Any failure in the refresh system is a disaster.
Any RAM test should pick up a refresh fault - shouldn't it? After
all, it will surely take a lot longer than 2-4 msec to
write out all of the test values to even a 64k array.
Unfortunately, refresh is basically the process of cycling address
lines to the DRAMs. A completely dead refresh system won't show
up with the test indicated, since the processor will be merrily
cycling address lines like crazy as it writes and reads the devices.
There's no chance the test will find the problem. This is the
worst possible situation: the process of running the test camouflages
the failure!
The solution is simple: after writing to all of memory, just stop
toggling those pesky address lines for a while. Run a tight do-nothing
loop for a while (very tight.... the more instructions
you execution per iteration, the more address lines will toggle),
and only then do the read test. Reads will fail if the refresh
logic isn't doing its thing.
Though DRAMs are typically spec'ed at a 2-4 msec maximum refresh
interval, some hold their data for surprisingly long times. When
memories were smaller and cells larger, each had so much capacitance
you could sometimes go for dozens of seconds without losing a
bit. Today's smaller cells are less tolerant of refresh problems,
so a 1 to 2 second delay is probably adequate.

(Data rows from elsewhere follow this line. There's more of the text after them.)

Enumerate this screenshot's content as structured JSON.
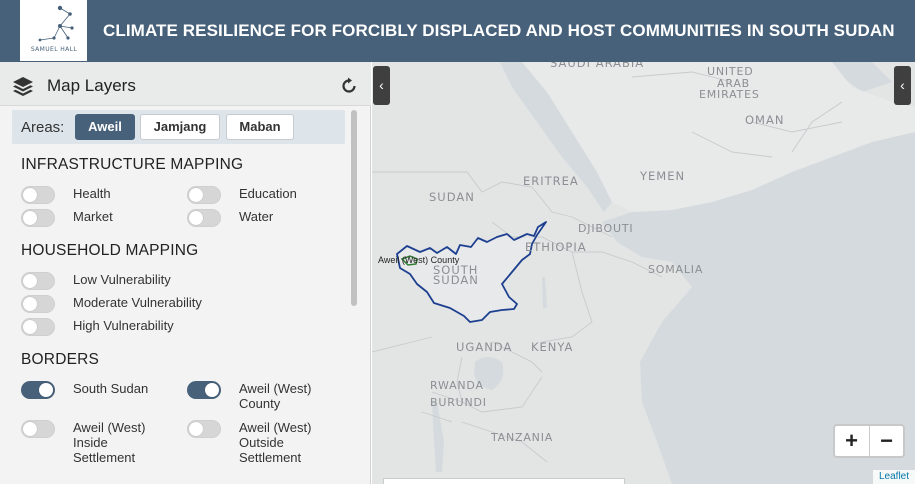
{
  "header": {
    "title": "CLIMATE RESILIENCE FOR FORCIBLY DISPLACED AND HOST COMMUNITIES IN SOUTH SUDAN",
    "logo_text": "SAMUEL HALL",
    "background_color": "#47617a"
  },
  "sidebar": {
    "panel_title": "Map Layers",
    "layers_icon": "layers-icon",
    "reset_icon": "reset-icon",
    "areas": {
      "label": "Areas:",
      "options": [
        "Aweil",
        "Jamjang",
        "Maban"
      ],
      "selected": "Aweil"
    },
    "sections": [
      {
        "title": "INFRASTRUCTURE MAPPING",
        "items": [
          {
            "label": "Health",
            "on": false
          },
          {
            "label": "Education",
            "on": false
          },
          {
            "label": "Market",
            "on": false
          },
          {
            "label": "Water",
            "on": false
          }
        ]
      },
      {
        "title": "HOUSEHOLD MAPPING",
        "items": [
          {
            "label": "Low Vulnerability",
            "on": false
          },
          {
            "label": "Moderate Vulnerability",
            "on": false
          },
          {
            "label": "High Vulnerability",
            "on": false
          }
        ]
      },
      {
        "title": "BORDERS",
        "items": [
          {
            "label": "South Sudan",
            "on": true
          },
          {
            "label": "Aweil (West) County",
            "on": true
          },
          {
            "label": "Aweil (West) Inside Settlement",
            "on": false
          },
          {
            "label": "Aweil (West) Outside Settlement",
            "on": false
          }
        ]
      }
    ],
    "collapse_icon": "chevron-left-icon"
  },
  "map": {
    "labels": {
      "saudi_arabia": "SAUDI ARABIA",
      "uae_1": "UNITED",
      "uae_2": "ARAB",
      "uae_3": "EMIRATES",
      "oman": "OMAN",
      "eritrea": "ERITREA",
      "yemen": "YEMEN",
      "sudan": "SUDAN",
      "djibouti": "DJIBOUTI",
      "ethiopia": "ETHIOPIA",
      "south_sudan_1": "SOUTH",
      "south_sudan_2": "SUDAN",
      "somalia": "SOMALIA",
      "uganda": "UGANDA",
      "kenya": "KENYA",
      "rwanda": "RWANDA",
      "burundi": "BURUNDI",
      "tanzania": "TANZANIA"
    },
    "county_label": "Aweil (West) County",
    "zoom_in": "+",
    "zoom_out": "−",
    "attribution": "Leaflet",
    "border_color": "#1d3f8f",
    "county_color": "#2e7d32",
    "collapse_icon": "chevron-left-icon"
  }
}
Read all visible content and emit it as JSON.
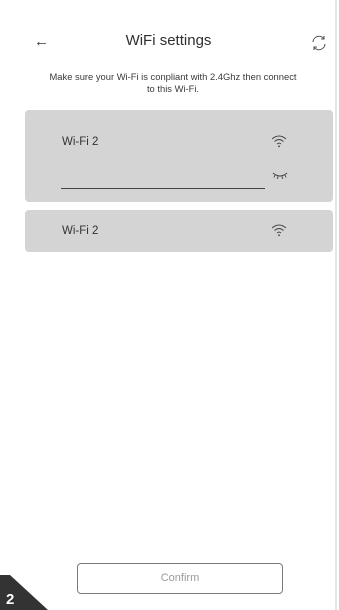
{
  "header": {
    "title": "WiFi settings",
    "back_icon": "arrow-left-icon",
    "refresh_icon": "refresh-icon"
  },
  "hint": "Make sure your Wi-Fi is conpliant with 2.4Ghz then connect to this Wi-Fi.",
  "selected_network": {
    "ssid": "Wi-Fi 2",
    "password_value": "",
    "wifi_icon": "wifi-icon",
    "visibility_icon": "eye-closed-icon"
  },
  "networks": [
    {
      "ssid": "Wi-Fi 2",
      "icon": "wifi-icon"
    }
  ],
  "confirm_label": "Confirm",
  "corner_badge": "2",
  "colors": {
    "card_bg": "#d4d4d4",
    "text": "#333333",
    "badge": "#333333",
    "button_text": "#9a9a9a"
  }
}
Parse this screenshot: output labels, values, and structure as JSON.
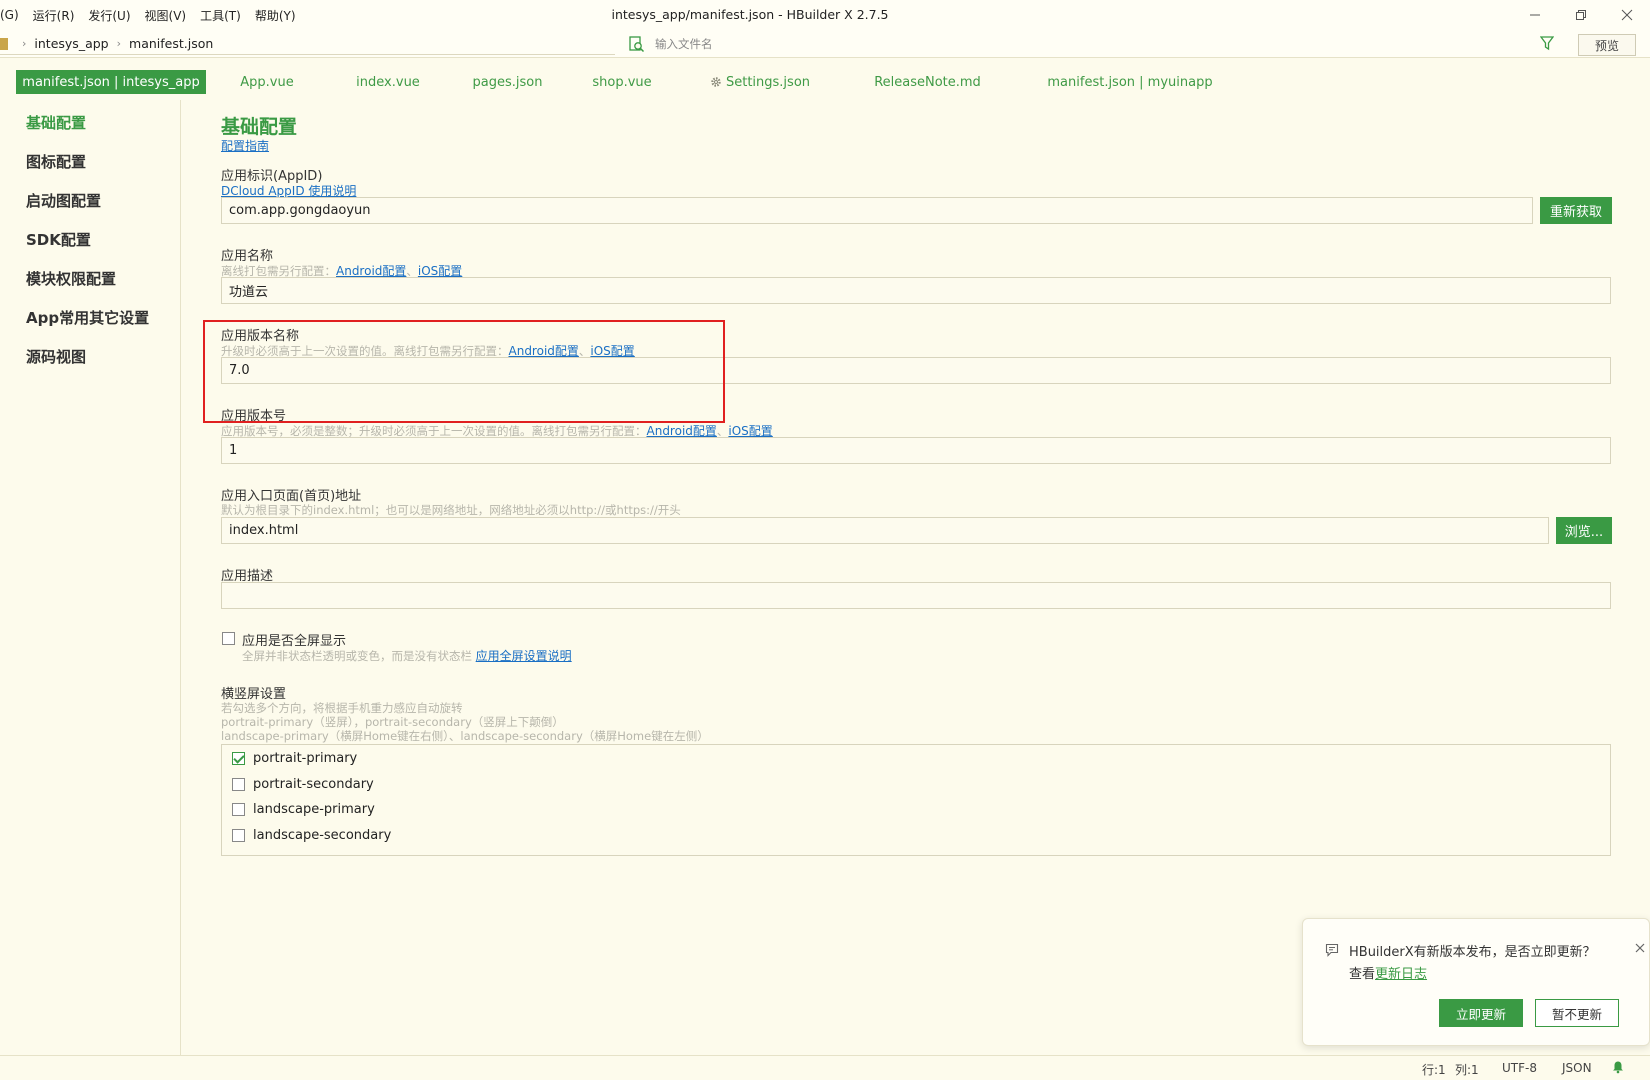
{
  "menu": {
    "items": [
      "(G)",
      "运行(R)",
      "发行(U)",
      "视图(V)",
      "工具(T)",
      "帮助(Y)"
    ],
    "window_title": "intesys_app/manifest.json - HBuilder X 2.7.5"
  },
  "toolbar": {
    "breadcrumb": [
      "intesys_app",
      "manifest.json"
    ],
    "search_placeholder": "输入文件名",
    "preview_label": "预览"
  },
  "tabs": [
    {
      "label": "manifest.json | intesys_app",
      "active": true
    },
    {
      "label": "App.vue"
    },
    {
      "label": "index.vue"
    },
    {
      "label": "pages.json"
    },
    {
      "label": "shop.vue"
    },
    {
      "label": "Settings.json"
    },
    {
      "label": "ReleaseNote.md"
    },
    {
      "label": "manifest.json | myuinapp"
    }
  ],
  "sidebar": {
    "items": [
      "基础配置",
      "图标配置",
      "启动图配置",
      "SDK配置",
      "模块权限配置",
      "App常用其它设置",
      "源码视图"
    ],
    "active_index": 0
  },
  "main": {
    "title": "基础配置",
    "guide_link": "配置指南",
    "appid": {
      "label": "应用标识(AppID)",
      "help_link": "DCloud AppID 使用说明",
      "value": "com.app.gongdaoyun",
      "button": "重新获取"
    },
    "app_name": {
      "label": "应用名称",
      "hint": "离线打包需另行配置：",
      "android_link": "Android配置",
      "sep": "、",
      "ios_link": "iOS配置",
      "value": "功道云"
    },
    "version_name": {
      "label": "应用版本名称",
      "hint": "升级时必须高于上一次设置的值。离线打包需另行配置：",
      "android_link": "Android配置",
      "sep": "、",
      "ios_link": "iOS配置",
      "value": "7.0"
    },
    "version_code": {
      "label": "应用版本号",
      "hint": "应用版本号，必须是整数；升级时必须高于上一次设置的值。离线打包需另行配置：",
      "android_link": "Android配置",
      "sep": "、",
      "ios_link": "iOS配置",
      "value": "1"
    },
    "entry": {
      "label": "应用入口页面(首页)地址",
      "hint": "默认为根目录下的index.html；也可以是网络地址，网络地址必须以http://或https://开头",
      "value": "index.html",
      "button": "浏览..."
    },
    "description": {
      "label": "应用描述",
      "value": ""
    },
    "fullscreen": {
      "label": "应用是否全屏显示",
      "checked": false,
      "hint": "全屏并非状态栏透明或变色，而是没有状态栏",
      "link": "应用全屏设置说明"
    },
    "orientation": {
      "label": "横竖屏设置",
      "hint1": "若勾选多个方向，将根据手机重力感应自动旋转",
      "hint2": "portrait-primary（竖屏），portrait-secondary（竖屏上下颠倒）",
      "hint3": "landscape-primary（横屏Home键在右侧）、landscape-secondary（横屏Home键在左侧）",
      "options": [
        {
          "label": "portrait-primary",
          "checked": true
        },
        {
          "label": "portrait-secondary",
          "checked": false
        },
        {
          "label": "landscape-primary",
          "checked": false
        },
        {
          "label": "landscape-secondary",
          "checked": false
        }
      ]
    }
  },
  "notification": {
    "message": "HBuilderX有新版本发布，是否立即更新？",
    "view_prefix": "查看",
    "changelog_link": "更新日志",
    "update_now": "立即更新",
    "not_now": "暂不更新"
  },
  "status_bar": {
    "line": "行:1",
    "col": "列:1",
    "encoding": "UTF-8",
    "language": "JSON"
  },
  "colors": {
    "accent": "#3a9a44",
    "background": "#fdfbec",
    "link": "#1a6fc4",
    "highlight_box": "#e02020"
  }
}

Capacitance causes another insidious problem that is easy to deal
with: the read that follows a write to a location that doesn't
exist (perhaps due to a completely dead RAM) will often return
correct data! Follow the algorithm above and write all of memory
before starting the read - capacitance can remember but a single
value, not the complex sequence you've written.
Including system tests is a good idea if, and only if, the test
has more meaning than just adding a "Includes Full Diagnostics"
line to the marketing blurbs. Good algorithms are as easy to implement
as poor ones - just think the failure modes through carefully,
before writing a lot of useless code.